Ma liberté ultime réside finalement en cela. On m'a puni à juste titre pour
mon crime. Mais rien ne m'interdit dès lors que je demeure sagement là où j'ai
mérité d'être, de m'extraire de ce gouffre par mes propres moyens, et tant que
cela est possible, tout en restant dans la légalité. Non pour m'y évader
stérilement par pour y trouver un sens vertical, une voie céleste à
suivre.
Le peu de lumière qui parvient à pénétrer dans mon antre de rat devrait
normalement suffire à préserver mon âme des abysses et à la sauver. C'est à
travers ces minces clartés résiduelles que je compte changer mon sinistre sort
en destin de plus digne envergure. En dépit des jours de désespoir et des heures
mortelles, je cherche malgré tout le sommet.

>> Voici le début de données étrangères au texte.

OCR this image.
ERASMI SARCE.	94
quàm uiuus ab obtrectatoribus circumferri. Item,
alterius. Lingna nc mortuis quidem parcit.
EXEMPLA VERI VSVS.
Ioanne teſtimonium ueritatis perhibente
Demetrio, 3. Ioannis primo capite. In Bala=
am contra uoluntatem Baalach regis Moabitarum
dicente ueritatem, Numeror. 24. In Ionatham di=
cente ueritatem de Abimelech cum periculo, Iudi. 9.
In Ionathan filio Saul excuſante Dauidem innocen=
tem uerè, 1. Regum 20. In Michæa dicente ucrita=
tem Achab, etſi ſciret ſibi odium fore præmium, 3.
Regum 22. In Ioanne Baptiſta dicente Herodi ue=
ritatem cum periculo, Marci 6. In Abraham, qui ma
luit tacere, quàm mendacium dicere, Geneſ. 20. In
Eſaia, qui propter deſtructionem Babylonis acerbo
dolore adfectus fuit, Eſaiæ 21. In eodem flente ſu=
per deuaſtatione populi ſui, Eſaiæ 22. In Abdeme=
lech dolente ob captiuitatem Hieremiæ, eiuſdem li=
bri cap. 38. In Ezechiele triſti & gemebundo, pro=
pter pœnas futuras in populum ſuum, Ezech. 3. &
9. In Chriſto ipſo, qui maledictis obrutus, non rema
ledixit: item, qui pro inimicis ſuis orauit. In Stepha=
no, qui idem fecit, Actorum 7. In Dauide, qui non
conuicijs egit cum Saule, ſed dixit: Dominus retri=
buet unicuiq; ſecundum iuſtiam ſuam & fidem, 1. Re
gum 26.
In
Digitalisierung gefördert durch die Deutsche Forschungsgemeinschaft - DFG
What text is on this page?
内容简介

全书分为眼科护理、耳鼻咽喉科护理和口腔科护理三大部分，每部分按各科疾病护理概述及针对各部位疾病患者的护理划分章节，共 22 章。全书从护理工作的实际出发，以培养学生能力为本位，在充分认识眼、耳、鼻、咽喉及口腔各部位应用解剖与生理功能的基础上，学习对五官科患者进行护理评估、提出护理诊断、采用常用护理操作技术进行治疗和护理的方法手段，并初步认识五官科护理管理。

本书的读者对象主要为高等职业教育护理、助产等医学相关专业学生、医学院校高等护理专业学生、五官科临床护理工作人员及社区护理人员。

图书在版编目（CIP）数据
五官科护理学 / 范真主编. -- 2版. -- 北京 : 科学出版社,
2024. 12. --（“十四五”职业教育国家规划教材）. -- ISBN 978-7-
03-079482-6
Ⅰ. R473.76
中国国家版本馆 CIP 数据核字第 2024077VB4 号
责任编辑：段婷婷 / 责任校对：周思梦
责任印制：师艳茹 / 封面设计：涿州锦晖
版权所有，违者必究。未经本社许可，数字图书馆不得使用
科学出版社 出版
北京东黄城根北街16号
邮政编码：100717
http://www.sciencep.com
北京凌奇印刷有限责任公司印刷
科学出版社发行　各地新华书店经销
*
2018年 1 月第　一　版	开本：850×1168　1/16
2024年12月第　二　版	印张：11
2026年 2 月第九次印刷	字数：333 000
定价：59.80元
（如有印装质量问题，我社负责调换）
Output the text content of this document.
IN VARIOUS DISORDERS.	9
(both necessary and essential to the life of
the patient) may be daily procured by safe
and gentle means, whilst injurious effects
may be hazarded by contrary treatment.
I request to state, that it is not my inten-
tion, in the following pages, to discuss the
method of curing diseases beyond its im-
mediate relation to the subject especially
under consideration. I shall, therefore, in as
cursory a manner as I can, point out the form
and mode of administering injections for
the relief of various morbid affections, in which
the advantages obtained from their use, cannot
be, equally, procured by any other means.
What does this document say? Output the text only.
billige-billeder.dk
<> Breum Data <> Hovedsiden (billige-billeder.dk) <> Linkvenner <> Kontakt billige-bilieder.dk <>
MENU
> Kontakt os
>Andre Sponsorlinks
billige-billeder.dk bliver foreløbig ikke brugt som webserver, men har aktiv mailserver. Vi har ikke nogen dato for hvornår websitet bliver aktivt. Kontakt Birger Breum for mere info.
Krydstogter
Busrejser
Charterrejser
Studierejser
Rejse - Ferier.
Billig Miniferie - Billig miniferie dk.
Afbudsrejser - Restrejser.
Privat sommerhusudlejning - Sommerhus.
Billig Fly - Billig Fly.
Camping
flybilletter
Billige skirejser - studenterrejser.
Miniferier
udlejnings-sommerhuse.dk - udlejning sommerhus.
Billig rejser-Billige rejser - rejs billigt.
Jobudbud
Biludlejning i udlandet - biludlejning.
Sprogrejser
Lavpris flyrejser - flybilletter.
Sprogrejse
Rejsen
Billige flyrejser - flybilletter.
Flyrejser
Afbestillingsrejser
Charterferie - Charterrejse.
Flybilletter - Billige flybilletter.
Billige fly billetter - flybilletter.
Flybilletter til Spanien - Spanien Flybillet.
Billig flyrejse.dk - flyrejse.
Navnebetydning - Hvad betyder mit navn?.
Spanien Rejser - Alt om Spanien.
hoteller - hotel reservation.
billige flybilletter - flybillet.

Non je ne suis pas mort en réalité.
Entre les ténèbres et le vide de cette existence de pénitence prisonnière
de quatre murs, je me raccroche à tout ce qui peut me maintenir debout face au
ciel. Les mines sans sourire de mes geôliers aux airs durs, aux gestes froids,
aux attitudes purement réglementaires forment le terrain âpre mais salutaire sur
lequel je dois m'appuyer pour repartir à zéro dans mon humanité déchue : ces regards qui me fusillent sont aussi ceux que je veux apprendre à aimer
pour l'unique raison qu'ils sont humains et que cette nécessaire
épreuve est difficile.
Ce sera là le prix de mon envol.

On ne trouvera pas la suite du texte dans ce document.